# Pronunciation Question????



## Pamelabous (Jan 19, 2010)

How do YOU say it?
HAVE-A-KNEES....or.....HAA-VAA-KNEES???

I have BOTH from "Experts"...what is the consensus here? ~Pamela


----------



## CapotesMom (Apr 3, 2007)

Havana is pronounced Huh-va-nuh....so I pronounce them Haa-vaa-nees


----------



## MopTop Havanese (Sep 25, 2006)

I prefer Have-a-knees.
I hate the Huuuvaaknees, eww!


----------



## Pamelabous (Jan 19, 2010)

Katie, 
You live not far from me...good to know what the "locals" are saying. ~Pamela


----------



## galaxie (Dec 1, 2009)

Have-anese. Like, Have-ana, Cuba!


----------



## krandall (Jun 11, 2009)

:laugh: It looks like it depends on how you pronounce Havana!

Is it "toe may toe" or "toe mah toe"? :laugh:


----------



## galaxie (Dec 1, 2009)

Well, the Cubans say Havana, Have-Ana, sooo I'm gonna go with they're right. LOL!


----------



## Leslie (Feb 28, 2007)

galaxie said:


> Well, the Cubans say Havana, Have-Ana, sooo I'm gonna go with they're right. LOL!


Actually, my Cuban neighbors call it "'Abana" silent "h" and /b/ instead of /v/ 

I say Have-uh-knees


----------



## pjewel (Apr 11, 2007)

I'm with the Have a knees group. Then it's easier to say Have-a-what?


----------



## good buddy (Feb 20, 2007)

Leslie said:


> Actually, my Cuban neighbors call it "'Abana" silent "h" and /b/ instead of /v/


So then it would be Aban-ease op2:


----------



## Leslie (Feb 28, 2007)

Christy~ That's exactly how the grandmother says it!


----------



## good buddy (Feb 20, 2007)

Leslie said:


> Christy~ That's exactly how the grandmother says it!


lol! Then it seems to depend on how you pronounce Havana! I'm all in with the Ha-va-knees group. I tried to say Have-a-knees for awhile, because I thought that was the proper way, but I forget and say it Ha-va-knees every time.


----------



## Havtahava (Aug 20, 2006)

Have-a-neez ("have" as in "I _*have*_ a dog", who are named after Huh-vanna

I can't do the "HAHV-ah-neez" even if I wanted to... and I don't.


----------



## pjewel (Apr 11, 2007)

Don't they say Have-a-knees at Westminster? I thought I remembered that but then again, maybe it depends upon who's announcing.


----------



## kudo2u (Mar 7, 2009)

At my house, it's pronounced hav-uh-sneeze

When Tango first met DH, he had just come in from a bike ride and, um, needed a shower....

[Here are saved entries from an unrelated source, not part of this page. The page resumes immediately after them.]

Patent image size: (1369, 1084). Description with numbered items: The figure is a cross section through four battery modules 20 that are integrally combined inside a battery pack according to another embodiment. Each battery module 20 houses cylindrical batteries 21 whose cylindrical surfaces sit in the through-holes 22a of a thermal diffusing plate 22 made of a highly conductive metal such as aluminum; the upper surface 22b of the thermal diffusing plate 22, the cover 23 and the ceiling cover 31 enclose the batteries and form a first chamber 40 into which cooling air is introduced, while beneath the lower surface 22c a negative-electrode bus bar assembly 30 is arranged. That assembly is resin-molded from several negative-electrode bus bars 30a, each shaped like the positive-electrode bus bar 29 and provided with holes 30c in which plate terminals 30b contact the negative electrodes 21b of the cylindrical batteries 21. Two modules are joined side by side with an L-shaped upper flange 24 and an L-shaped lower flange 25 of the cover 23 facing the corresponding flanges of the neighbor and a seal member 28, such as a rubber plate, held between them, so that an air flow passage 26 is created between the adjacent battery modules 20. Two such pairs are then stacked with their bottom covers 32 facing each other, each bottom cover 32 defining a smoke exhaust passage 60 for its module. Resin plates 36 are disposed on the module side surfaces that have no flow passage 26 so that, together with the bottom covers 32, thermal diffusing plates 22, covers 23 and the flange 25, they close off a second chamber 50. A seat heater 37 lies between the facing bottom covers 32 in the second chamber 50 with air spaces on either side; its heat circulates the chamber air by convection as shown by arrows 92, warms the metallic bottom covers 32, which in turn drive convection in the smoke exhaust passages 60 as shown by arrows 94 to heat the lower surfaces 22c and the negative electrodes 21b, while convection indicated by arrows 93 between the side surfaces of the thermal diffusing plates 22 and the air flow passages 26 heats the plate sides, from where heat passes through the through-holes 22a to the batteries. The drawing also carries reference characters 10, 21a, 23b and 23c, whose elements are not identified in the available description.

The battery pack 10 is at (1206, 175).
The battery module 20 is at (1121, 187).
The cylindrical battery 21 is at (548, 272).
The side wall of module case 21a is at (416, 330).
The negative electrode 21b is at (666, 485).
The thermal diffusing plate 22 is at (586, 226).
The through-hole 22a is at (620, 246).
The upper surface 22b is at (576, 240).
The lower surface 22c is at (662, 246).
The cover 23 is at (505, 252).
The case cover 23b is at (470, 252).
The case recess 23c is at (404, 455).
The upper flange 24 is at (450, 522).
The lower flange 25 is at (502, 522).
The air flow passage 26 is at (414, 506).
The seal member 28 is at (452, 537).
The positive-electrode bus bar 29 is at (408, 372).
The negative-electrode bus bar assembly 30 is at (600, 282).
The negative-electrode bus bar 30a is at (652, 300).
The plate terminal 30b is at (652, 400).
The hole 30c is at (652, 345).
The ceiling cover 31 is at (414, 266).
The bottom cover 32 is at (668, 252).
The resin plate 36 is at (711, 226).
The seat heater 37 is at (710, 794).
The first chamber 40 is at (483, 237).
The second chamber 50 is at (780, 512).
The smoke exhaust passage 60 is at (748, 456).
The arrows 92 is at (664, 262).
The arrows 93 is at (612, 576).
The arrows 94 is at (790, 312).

So she ran up to greet him, he picked her up, she got a nice good whiff and sneezed for about 3 minutes! ound:

She has been known since as hav-uh-sneeze.


----------



## Leslie (Feb 28, 2007)

After meeting and falling in love w/Tori, a friend of my DH calls them "Have-one-of-these", as in "gotta have one of these" ound:


----------



## Havtahava (Aug 20, 2006)

Leslie, there is a goofy ring steward who always calls them "Have A Pair of Knees." A couple of us have tried to break him of it, but to no avail. Your husband's friend's version is cuter.


----------



## Julie (Feb 8, 2007)

I guess I say it "have a knees"....I did hear others say it "haav a knees" in Chicago. To me it sounded wierd,but then here we pronounce things maybe odd to other parts of the country. We say "po-tate-o" and "warsh-ing machine"...as opposed to waashing machine.


----------



## LuvCicero (Mar 31, 2008)

When a friend from Germany came to visit she said they are called Hav-uh-nee-zer in her city. Cicero is a have-a-knees


----------



## Luciledodd (Sep 5, 2009)

I am listening to a new Jeffery Deaver audio tape--a thriller. One of the charactors has a Have-a-nese. That's how the reader pronounced it and on another subject, shows the popularity of the breed now. The book is "Broken Window" a Lincoln Ryhme novel.


----------



## TheVintageVamp (Oct 14, 2009)

ooo, Lucille! I love the Lincoln Ryhme series by Jeffery Deaver. I haven't read that one yet. Must go place a hold for it at the library!


----------



## Luciledodd (Sep 5, 2009)

Well, I will mail you the book tape if you like. I have a lot of Deaver books and keep them in the guest house for the children to take. The book tapes are my husbands because he travels so much; but this one I listened to because of all the snow this past weekend. I still have a one cd to listen to.


----------



## TheVintageVamp (Oct 14, 2009)

How very sweet of you. I'd love that. I'll pm you.


----------



## CarolZ (Aug 12, 2010)

Today I took Julie to the beach and when people remarked what I happy dog and asked what she was. I said Havanese as Haa vaa nees 
and they generally responded oh a Have a knees

So I began wondering what is the right pronunciation -found this old thread--
and thought would ask how other new puppy owners are saying Havanese.


----------



## gelbergirl (Jun 9, 2007)

HAA-VAA-KNEES


----------



## graciesmum (Feb 5, 2010)

In our house, Ellie is a have-a-brat


----------



## Kathie (Jul 31, 2008)

The Animal Planet had a series a few months ago called Dogs 101 and each week told a little about three or four breeds. One of the people talking about the Havanese pronounced it Haa - vaa - nese but everyone else said Have- a- nese. I've always said Hav-a-nese because that's the way it is spelled and makes more sense - at least to me!


----------



## SOPHIES-MOM (Oct 4, 2010)

Barbara Walters has a have-a- knees, so that's good enough for me.


----------



## Luciledodd (Sep 5, 2009)

I hate to be one that agrees with Barbara Walters. I have been saving Ha-va-nese as in Ha-va-na. Now I guess I will try for the Have a nese.


----------



## Suzi (Oct 27, 2010)

Leslie said:


> Actually, my Cuban neighbors call it "'Abana" silent "h" and /b/ instead of /v/
> 
> I say Have-uh-knees


My next Have-uh-knees's name is going to be Abana:


----------